My advice is to tell your son that since the divorce, things are a little different, you don’t have as much money as you did, and that you are working to change that. Then tell him that you and his father both love him, and that he will always be taken care of. Good luck.
Dear Care and Feeding,
My son is 3. My husband and I aren’t extreme nudists, but we sleep in various forms of undress and venture back and forth to the shower that way. The toddler seems generally unfazed by this when he comes to our room in the mornings. When does nudity and small people become Not OK? My general sense is that bodies are really pretty normal things to have around, but I’m guessing it gets weird at minimum due to socialization at some age? I suppose I could just wear pajamas or a robe and not overthink it, but I’m also kinda curious!
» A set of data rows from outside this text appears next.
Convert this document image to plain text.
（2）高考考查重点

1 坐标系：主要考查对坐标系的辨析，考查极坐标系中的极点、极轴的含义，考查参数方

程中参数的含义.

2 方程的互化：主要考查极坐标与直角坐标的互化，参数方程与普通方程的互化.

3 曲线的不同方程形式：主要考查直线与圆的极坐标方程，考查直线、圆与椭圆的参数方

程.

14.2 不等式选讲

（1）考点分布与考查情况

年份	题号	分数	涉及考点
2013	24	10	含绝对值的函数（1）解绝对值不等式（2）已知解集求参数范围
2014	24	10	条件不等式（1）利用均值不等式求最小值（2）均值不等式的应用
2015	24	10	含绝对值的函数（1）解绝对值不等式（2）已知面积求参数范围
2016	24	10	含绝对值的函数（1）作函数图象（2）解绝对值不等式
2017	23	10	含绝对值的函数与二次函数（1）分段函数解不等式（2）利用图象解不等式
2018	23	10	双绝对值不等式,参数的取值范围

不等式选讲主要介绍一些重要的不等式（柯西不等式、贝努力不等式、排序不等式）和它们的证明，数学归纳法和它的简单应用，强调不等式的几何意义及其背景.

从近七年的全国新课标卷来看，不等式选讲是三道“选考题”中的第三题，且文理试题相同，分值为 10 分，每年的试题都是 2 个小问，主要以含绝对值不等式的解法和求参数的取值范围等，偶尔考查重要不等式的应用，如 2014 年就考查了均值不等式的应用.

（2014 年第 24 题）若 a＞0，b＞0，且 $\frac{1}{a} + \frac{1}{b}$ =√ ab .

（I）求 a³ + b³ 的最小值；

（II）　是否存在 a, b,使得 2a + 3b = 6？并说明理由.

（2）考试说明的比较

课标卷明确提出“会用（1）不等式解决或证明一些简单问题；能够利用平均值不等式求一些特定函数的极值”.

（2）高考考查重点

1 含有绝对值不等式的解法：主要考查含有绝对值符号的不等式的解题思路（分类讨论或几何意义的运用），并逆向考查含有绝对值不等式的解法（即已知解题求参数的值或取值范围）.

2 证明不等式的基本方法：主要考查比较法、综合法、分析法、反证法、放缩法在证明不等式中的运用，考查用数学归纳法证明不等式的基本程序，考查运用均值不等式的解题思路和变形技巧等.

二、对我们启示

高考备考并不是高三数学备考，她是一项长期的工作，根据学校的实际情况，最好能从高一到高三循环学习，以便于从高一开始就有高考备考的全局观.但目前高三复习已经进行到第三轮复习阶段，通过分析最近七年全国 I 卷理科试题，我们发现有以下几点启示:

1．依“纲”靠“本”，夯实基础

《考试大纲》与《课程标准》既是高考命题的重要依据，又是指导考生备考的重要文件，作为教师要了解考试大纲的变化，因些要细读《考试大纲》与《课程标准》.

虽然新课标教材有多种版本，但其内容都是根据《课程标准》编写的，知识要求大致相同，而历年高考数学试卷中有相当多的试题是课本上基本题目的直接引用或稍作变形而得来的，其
Is there a right way to manage this without going from “hey healthy bodies are whatevs” to “hide yourself, slattern!”
—The Naked Truth
There is nothing wrong with nudity. It is great that you feel that, and this means that there is an increased likelihood that, through osmosis if nothing else, you will help your kid grow with a healthy critical eye toward our society’s weird double standards and bad-faith arguments about the human body. There will, however, be a very clear moment at which your family will have outgrown shared nudity. It is the precise moment your kid says, “JFC, mom can you please put some clothes on?!”
It will be coming sooner than expected. Keep the robe handy.